On Tuesday, NCID hosted Elise Huillery, Assistant Professor of Economics at SciencesPo in Paris and Lab Affiliate with the Jameel Poverty Action Lab. She joined the NCID to present her recent research on the use and effects of financial incentives in the health sector in developing countries. The randomized experiment was carried out at 96 clinics in the Democratic Republic of the Congo and the results shed light on some key outcomes of performance-based financing in healthcare and in general.
Select clinics in the district of Haut-Katanga were randomly chosen to receive their normal Department of Health funding contingent on increasing the number of patients for key treatments, such as child vaccinations.
As the intervention focused on such a general outcome, “a large autonomy to health workers to find and implement the strategies that they believe would be most efficient in achieving the desired output.” Appropriate checks and measures were used to measure how performance-based funding policies affect healthcare workers’ motivation, quality of service, and possible perverse effects of collective rewards. This study was “the first randomized study with a large sample-size exploring making funding conditional in the health sector and also the perverse effects of such a policy.”
Key findings generally supported the use of this funding scheme.

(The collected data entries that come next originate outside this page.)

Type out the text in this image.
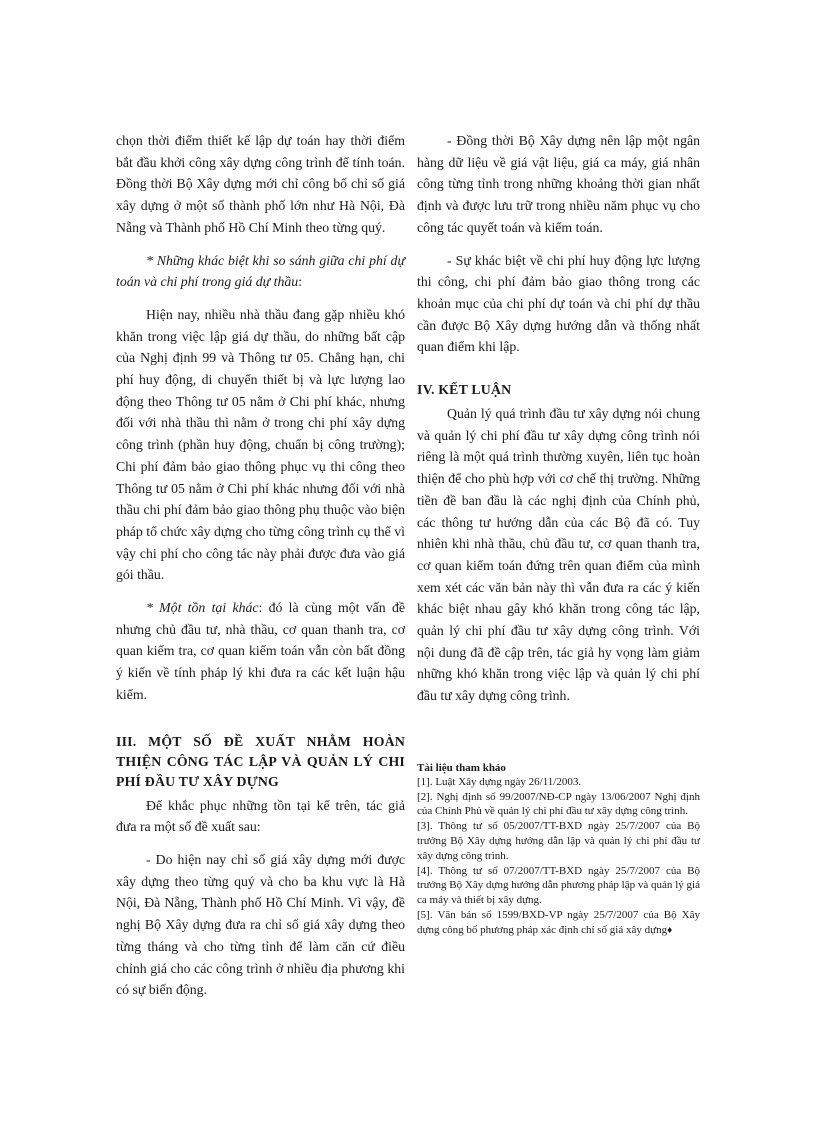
chọn thời điểm thiết kế lập dự toán hay thời điểm bắt đầu khởi công xây dựng công trình để tính toán. Đồng thời Bộ Xây dựng mới chỉ công bố chỉ số giá xây dựng ở một số thành phố lớn như Hà Nội, Đà Nẵng và Thành phố Hồ Chí Minh theo từng quý.

* Những khác biệt khi so sánh giữa chi phí dự toán và chi phí trong giá dự thầu:

Hiện nay, nhiều nhà thầu đang gặp nhiều khó khăn trong việc lập giá dự thầu, do những bất cập của Nghị định 99 và Thông tư 05. Chẳng hạn, chi phí huy động, di chuyển thiết bị và lực lượng lao động theo Thông tư 05 nằm ở Chi phí khác, nhưng đối với nhà thầu thì nằm ở trong chi phí xây dựng công trình (phần huy động, chuẩn bị công trường); Chi phí đảm bảo giao thông phục vụ thi công theo Thông tư 05 nằm ở Chi phí khác nhưng đối với nhà thầu chi phí đảm bảo giao thông phụ thuộc vào biện pháp tổ chức xây dựng cho từng công trình cụ thể vì vậy chi phí cho công tác này phải được đưa vào giá gói thầu.

* Một tồn tại khác: đó là cùng một vấn đề nhưng chủ đầu tư, nhà thầu, cơ quan thanh tra, cơ quan kiểm tra, cơ quan kiểm toán vẫn còn bất đồng ý kiến về tính pháp lý khi đưa ra các kết luận hậu kiểm.

III. MỘT SỐ ĐỀ XUẤT NHẰM HOÀN THIỆN CÔNG TÁC LẬP VÀ QUẢN LÝ CHI PHÍ ĐẦU TƯ XÂY DỰNG

Để khắc phục những tồn tại kể trên, tác giả đưa ra một số đề xuất sau:

- Do hiện nay chỉ số giá xây dựng mới được xây dựng theo từng quý và cho ba khu vực là Hà Nội, Đà Nẵng, Thành phố Hồ Chí Minh. Vì vậy, đề nghị Bộ Xây dựng đưa ra chỉ số giá xây dựng theo từng tháng và cho từng tỉnh để làm căn cứ điều chỉnh giá cho các công trình ở nhiều địa phương khi có sự biến động.

- Đồng thời Bộ Xây dựng nên lập một ngân hàng dữ liệu về giá vật liệu, giá ca máy, giá nhân công từng tỉnh trong những khoảng thời gian nhất định và được lưu trữ trong nhiều năm phục vụ cho công tác quyết toán và kiểm toán.

- Sự khác biệt về chi phí huy động lực lượng thi công, chi phí đảm bảo giao thông trong các khoản mục của chi phí dự toán và chi phí dự thầu cần được Bộ Xây dựng hướng dẫn và thống nhất quan điểm khi lập.

IV. KẾT LUẬN

Quản lý quá trình đầu tư xây dựng nói chung và quản lý chi phí đầu tư xây dựng công trình nói riêng là một quá trình thường xuyên, liên tục hoàn thiện để cho phù hợp với cơ chế thị trường. Những tiền đề ban đầu là các nghị định của Chính phủ, các thông tư hướng dẫn của các Bộ đã có. Tuy nhiên khi nhà thầu, chủ đầu tư, cơ quan thanh tra, cơ quan kiểm toán đứng trên quan điểm của mình xem xét các văn bản này thì vẫn đưa ra các ý kiến khác biệt nhau gây khó khăn trong công tác lập, quản lý chi phí đầu tư xây dựng công trình. Với nội dung đã đề cập trên, tác giả hy vọng làm giảm những khó khăn trong việc lập và quản lý chi phí đầu tư xây dựng công trình.

Tài liệu tham khảo

[1]. Luật Xây dựng ngày 26/11/2003.

[2]. Nghị định số 99/2007/NĐ-CP ngày 13/06/2007 Nghị định của Chính Phủ về quản lý chi phí đầu tư xây dựng công trình.

[3]. Thông tư số 05/2007/TT-BXD ngày 25/7/2007 của Bộ trưởng Bộ Xây dựng hướng dẫn lập và quản lý chi phí đầu tư xây dựng công trình.

[4]. Thông tư số 07/2007/TT-BXD ngày 25/7/2007 của Bộ trưởng Bộ Xây dựng hướng dẫn phương pháp lập và quản lý giá ca máy và thiết bị xây dựng.

[5]. Văn bản số 1599/BXD-VP ngày 25/7/2007 của Bộ Xây dựng công bố phương pháp xác định chỉ số giá xây dựng♦
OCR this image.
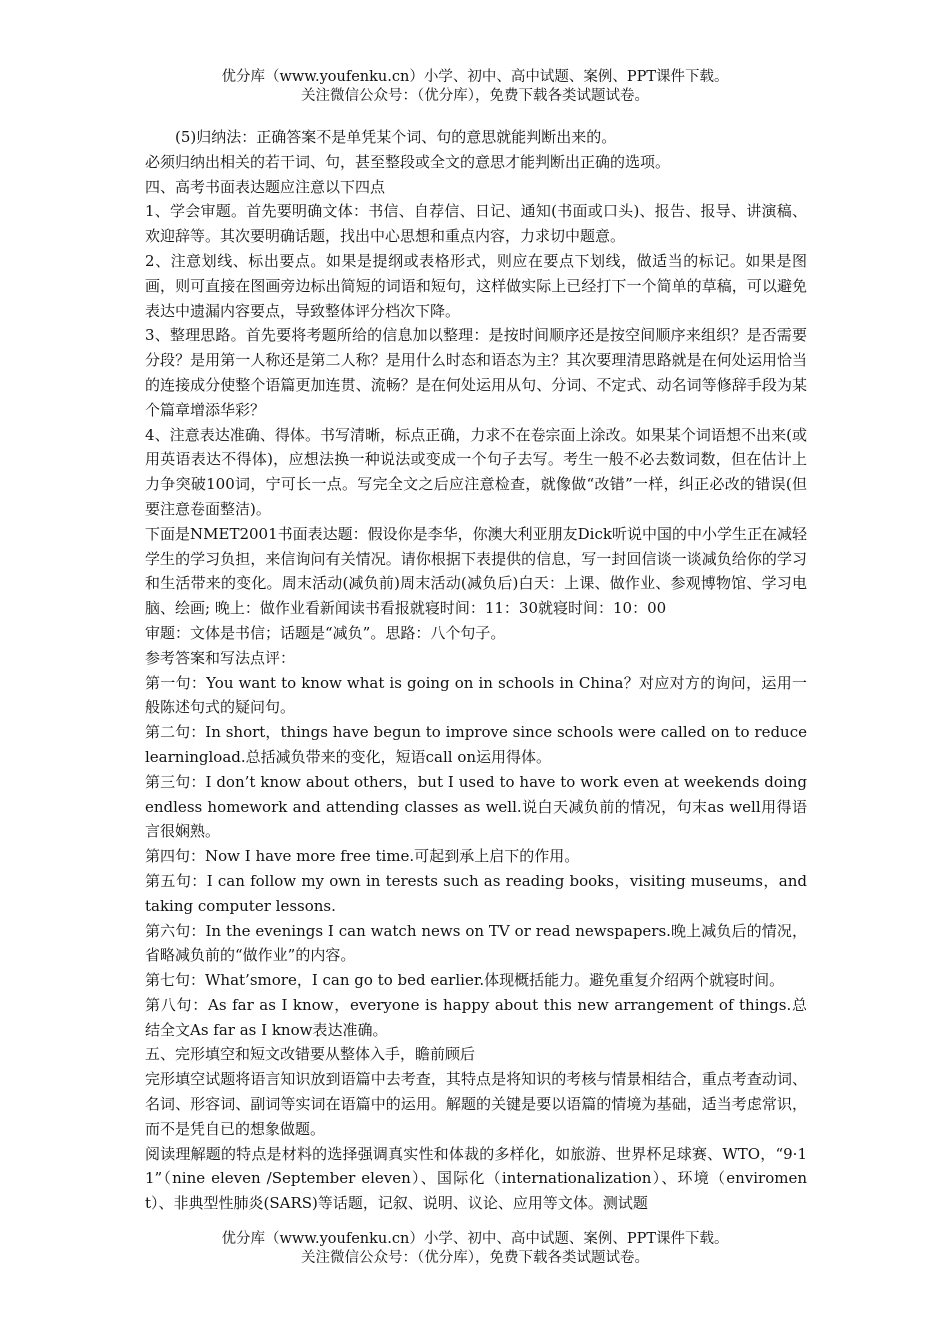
优分库（www.youfenku.cn）小学、初中、高中试题、案例、PPT课件下载。
关注微信公众号：（优分库），免费下载各类试题试卷。

(5)归纳法：正确答案不是单凭某个词、句的意思就能判断出来的。

必须归纳出相关的若干词、句，甚至整段或全文的意思才能判断出正确的选项。

四、高考书面表达题应注意以下四点

1、学会审题。首先要明确文体：书信、自荐信、日记、通知(书面或口头)、报告、报导、讲演稿、欢迎辞等。其次要明确话题，找出中心思想和重点内容，力求切中题意。

2、注意划线、标出要点。如果是提纲或表格形式，则应在要点下划线，做适当的标记。如果是图画，则可直接在图画旁边标出简短的词语和短句，这样做实际上已经打下一个简单的草稿，可以避免表达中遗漏内容要点，导致整体评分档次下降。

3、整理思路。首先要将考题所给的信息加以整理：是按时间顺序还是按空间顺序来组织？是否需要分段？是用第一人称还是第二人称？是用什么时态和语态为主？其次要理清思路就是在何处运用恰当的连接成分使整个语篇更加连贯、流畅？是在何处运用从句、分词、不定式、动名词等修辞手段为某个篇章增添华彩？

4、注意表达准确、得体。书写清晰，标点正确，力求不在卷宗面上涂改。如果某个词语想不出来(或用英语表达不得体)，应想法换一种说法或变成一个句子去写。考生一般不必去数词数，但在估计上力争突破100词，宁可长一点。写完全文之后应注意检查，就像做“改错”一样，纠正必改的错误(但要注意卷面整洁)。

下面是NMET2001书面表达题：假设你是李华，你澳大利亚朋友Dick听说中国的中小学生正在减轻学生的学习负担，来信询问有关情况。请你根据下表提供的信息，写一封回信谈一谈减负给你的学习和生活带来的变化。周末活动(减负前)周末活动(减负后)白天：上课、做作业、参观博物馆、学习电脑、绘画; 晚上：做作业看新闻读书看报就寝时间：11：30就寝时间：10：00

审题：文体是书信；话题是“减负”。思路：八个句子。

参考答案和写法点评：

第一句：You want to know what is going on in schools in China？对应对方的询问，运用一般陈述句式的疑问句。

第二句：In short，things have begun to improve since schools were called on to reduce learningload.总括减负带来的变化，短语call on运用得体。

第三句：I don’t know about others，but I used to have to work even at weekends doing endless homework and attending classes as well.说白天减负前的情况，句末as well用得语言很娴熟。

第四句：Now I have more free time.可起到承上启下的作用。

第五句：I can follow my own in terests such as reading books，visiting museums，and taking computer lessons.

第六句：In the evenings I can watch news on TV or read newspapers.晚上减负后的情况，省略减负前的“做作业”的内容。

第七句：What’smore，I can go to bed earlier.体现概括能力。避免重复介绍两个就寝时间。

第八句：As far as I know，everyone is happy about this new arrangement of things.总结全文As far as I know表达准确。

五、完形填空和短文改错要从整体入手，瞻前顾后

完形填空试题将语言知识放到语篇中去考查，其特点是将知识的考核与情景相结合，重点考查动词、名词、形容词、副词等实词在语篇中的运用。解题的关键是要以语篇的情境为基础，适当考虑常识，而不是凭自已的想象做题。

阅读理解题的特点是材料的选择强调真实性和体裁的多样化，如旅游、世界杯足球赛、WTO，“9·11”（nine eleven /September eleven）、国际化（internationalization）、环境（enviroment）、非典型性肺炎(SARS)等话题，记叙、说明、议论、应用等文体。测试题

优分库（www.youfenku.cn）小学、初中、高中试题、案例、PPT课件下载。
关注微信公众号：（优分库），免费下载各类试题试卷。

A 43% increase in preventative sessions, 14% increase in staff attendance, and 60% increase in outreach activities suggest that the treatment was effective in improving in key categories. Furthermore, the occurrence of adverse effects and data manipulation was low. The far majority of the facilities did not “invent” patients, despite this being an obvious avenue to maintain funding, nor did non-key treatments received less priority than those being monitored during the intervention.
The paper is one of the first to offer randomized experimental evidence of the effects of performance pay in the health sector. Huillery and her co-author intend to proceed to examine precisely which clinics were likely to respond to the challenge with effective strategies.